Sin quererlo, estaba haciendo
acariciada, encendiendo una llama interna. Antonio, pensaba que era increíble
que la monjita estuviera allí, a punto de ser convertida en mujer. Esa imagen
lo estimuló terriblemente, lo puso como loco, aumentó el ritmo de las caricias,
de manera que Caridad, quedó en menos de dos minutos sin su camisa de dormir, dejando
al descubierto su cuerpo escultural que los hábitos escondían permanentemente.
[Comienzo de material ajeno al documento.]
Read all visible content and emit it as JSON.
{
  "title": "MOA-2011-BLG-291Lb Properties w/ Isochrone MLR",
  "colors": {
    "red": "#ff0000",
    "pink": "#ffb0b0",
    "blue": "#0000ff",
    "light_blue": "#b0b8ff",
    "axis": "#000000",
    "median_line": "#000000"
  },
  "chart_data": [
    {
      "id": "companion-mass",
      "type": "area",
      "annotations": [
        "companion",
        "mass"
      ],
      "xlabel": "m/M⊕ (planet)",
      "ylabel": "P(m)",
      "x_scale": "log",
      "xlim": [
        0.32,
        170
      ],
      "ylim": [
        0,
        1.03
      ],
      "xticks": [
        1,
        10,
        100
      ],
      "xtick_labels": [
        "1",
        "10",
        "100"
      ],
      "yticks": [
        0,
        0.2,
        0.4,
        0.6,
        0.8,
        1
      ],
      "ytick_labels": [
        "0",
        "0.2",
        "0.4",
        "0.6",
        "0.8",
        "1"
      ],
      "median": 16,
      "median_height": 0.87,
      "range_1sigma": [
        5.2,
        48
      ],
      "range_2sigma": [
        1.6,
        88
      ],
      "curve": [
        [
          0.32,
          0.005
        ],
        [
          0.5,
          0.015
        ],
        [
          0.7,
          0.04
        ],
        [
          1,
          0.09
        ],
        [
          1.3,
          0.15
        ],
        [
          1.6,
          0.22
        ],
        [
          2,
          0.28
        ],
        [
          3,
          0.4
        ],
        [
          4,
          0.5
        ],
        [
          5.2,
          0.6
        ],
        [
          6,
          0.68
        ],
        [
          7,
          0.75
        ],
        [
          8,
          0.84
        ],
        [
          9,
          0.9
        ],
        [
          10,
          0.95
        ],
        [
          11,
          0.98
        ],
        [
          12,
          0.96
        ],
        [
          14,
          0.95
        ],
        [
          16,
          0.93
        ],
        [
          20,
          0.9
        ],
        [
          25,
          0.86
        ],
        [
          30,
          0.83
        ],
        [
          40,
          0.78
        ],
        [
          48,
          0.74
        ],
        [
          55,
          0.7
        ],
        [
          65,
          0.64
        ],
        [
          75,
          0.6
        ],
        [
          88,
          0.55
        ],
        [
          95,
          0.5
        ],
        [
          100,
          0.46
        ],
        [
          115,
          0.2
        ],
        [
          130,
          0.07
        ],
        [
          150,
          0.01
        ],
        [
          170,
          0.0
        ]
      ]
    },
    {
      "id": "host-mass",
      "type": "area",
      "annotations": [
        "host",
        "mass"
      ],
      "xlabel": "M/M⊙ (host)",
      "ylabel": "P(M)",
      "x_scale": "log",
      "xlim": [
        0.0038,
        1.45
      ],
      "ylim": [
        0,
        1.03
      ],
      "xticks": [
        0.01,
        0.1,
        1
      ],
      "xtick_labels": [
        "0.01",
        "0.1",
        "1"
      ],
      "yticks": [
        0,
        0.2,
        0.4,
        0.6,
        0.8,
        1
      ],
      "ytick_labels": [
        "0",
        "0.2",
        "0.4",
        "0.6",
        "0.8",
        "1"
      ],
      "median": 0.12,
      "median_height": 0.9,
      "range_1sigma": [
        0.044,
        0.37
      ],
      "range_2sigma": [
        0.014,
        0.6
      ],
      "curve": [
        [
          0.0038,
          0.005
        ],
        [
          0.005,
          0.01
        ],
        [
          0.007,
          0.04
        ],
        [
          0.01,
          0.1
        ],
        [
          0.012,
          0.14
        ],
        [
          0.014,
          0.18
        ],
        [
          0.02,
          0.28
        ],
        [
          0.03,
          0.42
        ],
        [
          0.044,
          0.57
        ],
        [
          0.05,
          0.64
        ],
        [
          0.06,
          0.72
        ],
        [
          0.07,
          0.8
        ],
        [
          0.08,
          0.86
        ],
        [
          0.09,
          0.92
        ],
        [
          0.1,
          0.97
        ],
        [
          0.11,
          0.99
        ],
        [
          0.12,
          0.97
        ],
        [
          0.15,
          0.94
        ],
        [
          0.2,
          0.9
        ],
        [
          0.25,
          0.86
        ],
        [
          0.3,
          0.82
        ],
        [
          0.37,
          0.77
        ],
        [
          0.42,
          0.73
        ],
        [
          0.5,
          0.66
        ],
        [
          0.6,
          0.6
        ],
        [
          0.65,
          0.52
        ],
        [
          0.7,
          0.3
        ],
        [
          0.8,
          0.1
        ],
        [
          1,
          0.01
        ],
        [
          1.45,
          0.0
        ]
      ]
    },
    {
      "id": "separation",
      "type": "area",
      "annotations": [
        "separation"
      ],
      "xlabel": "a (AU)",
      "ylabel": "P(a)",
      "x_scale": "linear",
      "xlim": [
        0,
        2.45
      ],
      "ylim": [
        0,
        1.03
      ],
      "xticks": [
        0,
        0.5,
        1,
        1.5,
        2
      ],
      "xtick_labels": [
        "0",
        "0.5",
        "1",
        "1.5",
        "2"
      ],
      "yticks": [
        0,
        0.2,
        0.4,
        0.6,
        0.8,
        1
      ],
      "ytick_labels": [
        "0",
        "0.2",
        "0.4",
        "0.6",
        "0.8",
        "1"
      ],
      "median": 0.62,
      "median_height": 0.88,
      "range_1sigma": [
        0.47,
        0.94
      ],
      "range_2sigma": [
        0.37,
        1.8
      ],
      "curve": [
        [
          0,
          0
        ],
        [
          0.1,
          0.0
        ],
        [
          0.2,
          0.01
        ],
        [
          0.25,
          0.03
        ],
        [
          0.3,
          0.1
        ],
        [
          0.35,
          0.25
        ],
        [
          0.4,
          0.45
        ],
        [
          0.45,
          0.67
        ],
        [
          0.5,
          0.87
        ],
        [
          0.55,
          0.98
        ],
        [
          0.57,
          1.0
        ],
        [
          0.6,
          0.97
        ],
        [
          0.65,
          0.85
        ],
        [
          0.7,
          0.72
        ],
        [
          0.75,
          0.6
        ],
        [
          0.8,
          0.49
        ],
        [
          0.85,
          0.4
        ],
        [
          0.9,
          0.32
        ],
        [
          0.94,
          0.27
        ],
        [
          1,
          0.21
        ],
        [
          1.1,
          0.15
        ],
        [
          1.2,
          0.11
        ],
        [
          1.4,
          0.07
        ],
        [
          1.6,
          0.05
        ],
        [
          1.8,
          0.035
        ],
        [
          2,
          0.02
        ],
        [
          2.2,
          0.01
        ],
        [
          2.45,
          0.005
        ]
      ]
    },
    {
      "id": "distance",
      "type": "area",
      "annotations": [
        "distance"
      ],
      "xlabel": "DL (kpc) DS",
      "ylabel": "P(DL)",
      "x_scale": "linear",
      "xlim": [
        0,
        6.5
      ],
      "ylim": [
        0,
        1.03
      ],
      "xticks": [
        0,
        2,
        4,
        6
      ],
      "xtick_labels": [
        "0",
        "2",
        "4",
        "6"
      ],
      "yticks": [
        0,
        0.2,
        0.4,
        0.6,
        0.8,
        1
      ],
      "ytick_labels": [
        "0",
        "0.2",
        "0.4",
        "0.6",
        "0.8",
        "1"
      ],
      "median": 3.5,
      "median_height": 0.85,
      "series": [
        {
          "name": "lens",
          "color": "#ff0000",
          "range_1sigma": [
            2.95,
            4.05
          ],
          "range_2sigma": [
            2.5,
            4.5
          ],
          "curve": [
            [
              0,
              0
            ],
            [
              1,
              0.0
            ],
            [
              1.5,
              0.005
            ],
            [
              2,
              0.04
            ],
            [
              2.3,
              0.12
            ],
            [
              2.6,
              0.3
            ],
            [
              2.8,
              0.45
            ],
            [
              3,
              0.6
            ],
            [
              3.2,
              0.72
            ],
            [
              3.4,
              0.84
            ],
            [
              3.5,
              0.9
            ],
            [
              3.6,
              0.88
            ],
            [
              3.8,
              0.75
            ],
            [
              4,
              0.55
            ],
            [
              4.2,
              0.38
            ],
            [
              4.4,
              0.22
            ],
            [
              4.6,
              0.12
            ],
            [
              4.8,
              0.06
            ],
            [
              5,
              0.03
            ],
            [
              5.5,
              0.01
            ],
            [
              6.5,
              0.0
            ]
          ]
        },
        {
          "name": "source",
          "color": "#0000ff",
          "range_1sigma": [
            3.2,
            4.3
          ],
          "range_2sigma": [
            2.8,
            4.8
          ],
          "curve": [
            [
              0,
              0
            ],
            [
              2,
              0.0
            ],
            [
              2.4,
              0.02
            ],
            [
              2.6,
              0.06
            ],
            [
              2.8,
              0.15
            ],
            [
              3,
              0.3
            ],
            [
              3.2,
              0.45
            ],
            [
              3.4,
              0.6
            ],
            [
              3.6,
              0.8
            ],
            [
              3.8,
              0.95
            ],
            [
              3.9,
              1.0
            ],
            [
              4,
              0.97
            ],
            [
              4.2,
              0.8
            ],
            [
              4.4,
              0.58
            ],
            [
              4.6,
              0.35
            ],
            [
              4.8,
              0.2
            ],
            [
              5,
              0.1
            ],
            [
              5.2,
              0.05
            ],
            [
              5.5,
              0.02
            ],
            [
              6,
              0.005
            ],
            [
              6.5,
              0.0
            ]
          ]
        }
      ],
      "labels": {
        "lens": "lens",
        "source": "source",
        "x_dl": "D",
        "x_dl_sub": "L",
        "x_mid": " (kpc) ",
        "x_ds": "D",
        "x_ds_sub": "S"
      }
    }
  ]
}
Antonio, quedó pegado a la figura
de su amiga, siempre supo que era hermosa, pero jamás imaginó cuanto. Ella, seguía
sentada al borde de la cama, como dormida, con los ojos cerrados, inmóvil, rígida.
Antonio, no podía ni quería dejar de acariciarla. Ella, abrió los ojos y dejó ver
esa mirada cargada de pasión, esa mirada que la alejaba de la religiosa que
todos veían a diario, esa mirada que se cruzó con la de él, le dio el pleno
consentimiento para que hiciera de ella el objeto de su deseo.
Sentía que se hundía en un pozo
de sensaciones placenteras, Antonio recorría con sus manos su espalda y sus
brazos, con la punta de su lengua vagaba dentro de sus orejas y mordía
levemente sus lóbulos, de tanto en tanto interrumpía la tarea para besarse
profundamente, dejando a Caridad en un estado de soledad enorme, deseando que
esa boca y esas manos nunca se alejaran de ella.
La única vez que cruzó por su
mente la idea del pecado, una fuerza muy superior la desterró inmediatamente,
una fuerza que se había apoderado de ella y no pensaba dejarla sola en aquel
momento, al contrario, la alentaba a seguir hasta el final.
La sola idea de ser el primer
hombre de su amiga, enardecía más y más los deseos de Antonio, lo alentaba a
seguir, a darle más y más placer a quien, hasta hace unos años atrás, solo lo consideraba
un niño impertinente y latoso.
El vientre de Caridad se
estremecía, vibraba. Antonio, se acercó y sin darle respiro, la penetró.
Caridad, encontró la salida definitiva del convento, encontrando la entrada
segura a la cama de su amigo de infancia.